Saturday, April 05, 2008

Unicode 5.1

Today I learned that Unicode 5.1 has been released. The information that I received informs me that one major feature will be of particular relevance to Japanese, Chinese and Korean texts by enabling ideographic variation sequences. The linebreaking for Polish and Portuguese hyphenation has been improved. The Indic languages will be happy with improved text segmentation algorithm.

There are 1624 new encoded characters, this includes characters required for Malayam and Myanmar but there are also new characters for the Latin script. New is support for the Cham, Lepcha, Ol Chiki, Rejang, Saurashtra, Sundanese, and Vai scripts.

For the techies, the collation algorithms have been updated to include all the new characters. This has also an effect on contractions like the ch in the Slovak language.

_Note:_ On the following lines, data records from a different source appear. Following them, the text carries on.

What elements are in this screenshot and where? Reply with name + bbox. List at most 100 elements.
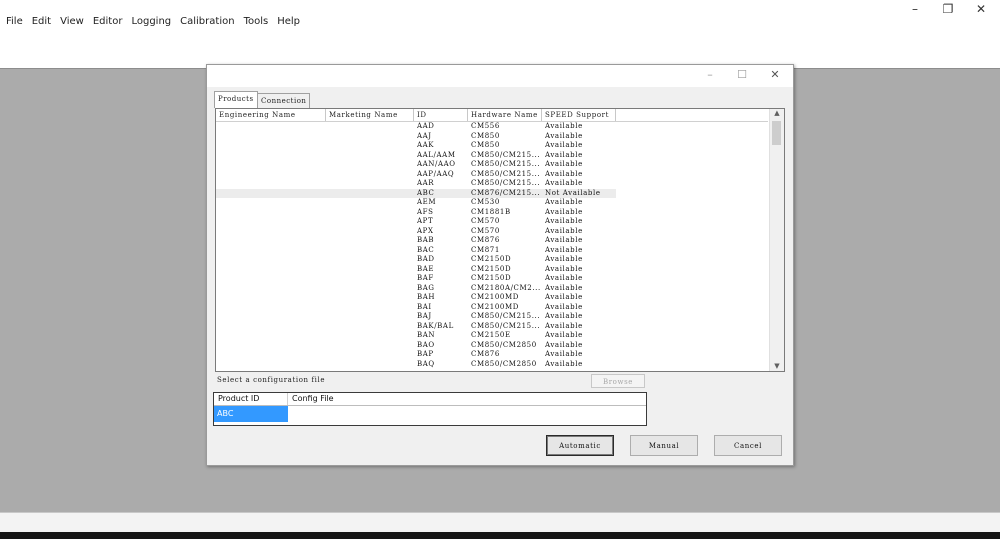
config-header-config-file: Config File: [292, 394, 334, 403]
table-row[interactable]: BAJ CM850/CM215... Available: [216, 312, 616, 322]
vertical-scrollbar[interactable]: ▲ ▼: [769, 109, 784, 371]
table-row[interactable]: AAJ CM850 Available: [216, 132, 616, 142]
row-hardware-cell: CM850/CM215...: [471, 321, 541, 330]
table-row[interactable]: AAL/AAM CM850/CM215... Available: [216, 151, 616, 161]
row-id-cell: BAD: [417, 255, 435, 263]
row-id-cell: ABC: [417, 188, 435, 197]
row-id-cell: AAN/AAO: [417, 160, 456, 168]
dialog-maximize-icon[interactable]: ☐: [732, 68, 752, 81]
row-speed-cell: Available: [545, 359, 583, 368]
row-speed-cell: Available: [545, 150, 583, 159]
taskbar: [0, 532, 1000, 539]
column-marketing-name[interactable]: Marketing Name: [326, 109, 414, 121]
row-hardware-cell: CM570: [471, 217, 500, 225]
dialog-title-bar: – ☐ ✕: [207, 65, 793, 87]
row-hardware-cell: CM2100MD: [471, 293, 519, 301]
row-id-cell: AAK: [417, 141, 435, 149]
tab-connection[interactable]: Connection: [257, 93, 311, 108]
row-id-cell: AAR: [417, 179, 435, 187]
table-row[interactable]: APX CM570 Available: [216, 227, 616, 237]
dialog-close-icon[interactable]: ✕: [765, 68, 785, 81]
table-row[interactable]: BAE CM2150D Available: [216, 265, 616, 275]
row-speed-cell: Available: [545, 217, 583, 225]
manual-button[interactable]: Manual: [630, 435, 698, 456]
menu-tools[interactable]: Tools: [244, 16, 269, 27]
menu-edit[interactable]: Edit: [32, 16, 51, 27]
column-speed-support[interactable]: SPEED Support: [542, 109, 616, 121]
row-hardware-cell: CM850: [471, 131, 500, 140]
menu-file[interactable]: File: [6, 16, 23, 27]
menu-list: File Edit View Editor Logging Calibratio…: [0, 16, 303, 27]
table-row[interactable]: ABC CM876/CM215... Not Available: [216, 188, 616, 198]
table-row[interactable]: BAH CM2100MD Available: [216, 293, 616, 303]
column-engineering-name[interactable]: Engineering Name: [216, 109, 326, 121]
row-speed-cell: Available: [545, 264, 583, 273]
row-id-cell: BAH: [417, 293, 436, 301]
table-row[interactable]: BAI CM2100MD Available: [216, 303, 616, 313]
menu-view[interactable]: View: [60, 16, 84, 27]
table-row[interactable]: BAP CM876 Available: [216, 350, 616, 360]
row-hardware-cell: CM850/CM215...: [471, 150, 541, 159]
row-speed-cell: Available: [545, 340, 583, 349]
dialog-minimize-icon[interactable]: –: [700, 68, 720, 81]
table-row[interactable]: BAQ CM850/CM2850 Available: [216, 360, 616, 370]
row-id-cell: AAL/AAM: [417, 150, 456, 159]
row-id-cell: BAQ: [417, 359, 435, 368]
row-id-cell: BAP: [417, 350, 434, 358]
row-hardware-cell: CM850/CM2850: [471, 340, 537, 349]
table-row[interactable]: BAF CM2150D Available: [216, 274, 616, 284]
row-speed-cell: Available: [545, 350, 583, 358]
column-hardware-name[interactable]: Hardware Name: [468, 109, 542, 121]
scroll-down-icon[interactable]: ▼: [770, 362, 784, 370]
menu-help[interactable]: Help: [277, 16, 300, 27]
row-id-cell: BAE: [417, 264, 435, 273]
menu-logging[interactable]: Logging: [131, 16, 171, 27]
row-hardware-cell: CM2150E: [471, 331, 511, 339]
table-row[interactable]: BAK/BAL CM850/CM215... Available: [216, 322, 616, 332]
table-row[interactable]: APT CM570 Available: [216, 217, 616, 227]
row-speed-cell: Available: [545, 207, 583, 216]
list-rows: AAD CM556 Available AAJ CM850 Available AAK CM8…: [216, 122, 768, 369]
table-row[interactable]: AAR CM850/CM215... Available: [216, 179, 616, 189]
row-id-cell: BAC: [417, 245, 435, 254]
table-row[interactable]: AEM CM530 Available: [216, 198, 616, 208]
row-speed-cell: Available: [545, 169, 583, 178]
table-row[interactable]: AAD CM556 Available: [216, 122, 616, 132]
table-row[interactable]: BAB CM876 Available: [216, 236, 616, 246]
table-row[interactable]: BAN CM2150E Available: [216, 331, 616, 341]
table-row[interactable]: BAO CM850/CM2850 Available: [216, 341, 616, 351]
column-id[interactable]: ID: [414, 109, 468, 121]
scroll-thumb[interactable]: [772, 121, 781, 145]
row-id-cell: BAJ: [417, 312, 432, 320]
row-id-cell: AAJ: [417, 131, 432, 140]
table-row[interactable]: AFS CM1881B Available: [216, 208, 616, 218]
menu-calibration[interactable]: Calibration: [180, 16, 234, 27]
table-row[interactable]: AAN/AAO CM850/CM215... Available: [216, 160, 616, 170]
table-row[interactable]: BAD CM2150D Available: [216, 255, 616, 265]
row-hardware-cell: CM876: [471, 236, 500, 244]
row-speed-cell: Available: [545, 331, 583, 339]
automatic-button[interactable]: Automatic: [546, 435, 614, 456]
row-speed-cell: Available: [545, 274, 583, 282]
browse-button[interactable]: Browse: [591, 374, 645, 388]
tab-products[interactable]: Products: [214, 91, 258, 108]
config-file-cell[interactable]: [288, 406, 646, 422]
menu-editor[interactable]: Editor: [93, 16, 123, 27]
close-icon[interactable]: ✕: [971, 2, 991, 16]
config-product-id-cell[interactable]: ABC: [214, 406, 288, 422]
table-row[interactable]: BAC CM871 Available: [216, 246, 616, 256]
row-hardware-cell: CM530: [471, 198, 500, 206]
scroll-up-icon[interactable]: ▲: [770, 109, 784, 117]
table-row[interactable]: AAP/AAQ CM850/CM215... Available: [216, 170, 616, 180]
config-table-row[interactable]: ABC: [214, 406, 646, 422]
row-hardware-cell: CM850: [471, 141, 500, 149]
table-row[interactable]: BAG CM2180A/CM2... Available: [216, 284, 616, 294]
config-table: Product ID Config File ABC: [213, 392, 647, 426]
row-hardware-cell: CM876: [471, 350, 500, 358]
maximize-icon[interactable]: ❐: [938, 2, 958, 16]
minimize-icon[interactable]: –: [905, 2, 925, 16]
cancel-button[interactable]: Cancel: [714, 435, 782, 456]
row-hardware-cell: CM2150D: [471, 274, 512, 282]
table-row[interactable]: AAK CM850 Available: [216, 141, 616, 151]
row-speed-cell: Available: [545, 179, 583, 187]
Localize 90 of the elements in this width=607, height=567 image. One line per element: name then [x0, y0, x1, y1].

Many of these things have an effect on languages supported in Wikimedia projects. My question is when will we have support for this. Is this a function of the MediaWiki / PHP code and is it also a function of the browser ??


Minh Nguyễn said...

Collation relies on PHP and MySQL, though both likely default to Unicode's algorithms.

brion said...

The only thing that would really affect MediaWiki at this time would be case mappings and normalization (if any changes have been made). These can be automatically regenerated from the updated Unicode data files.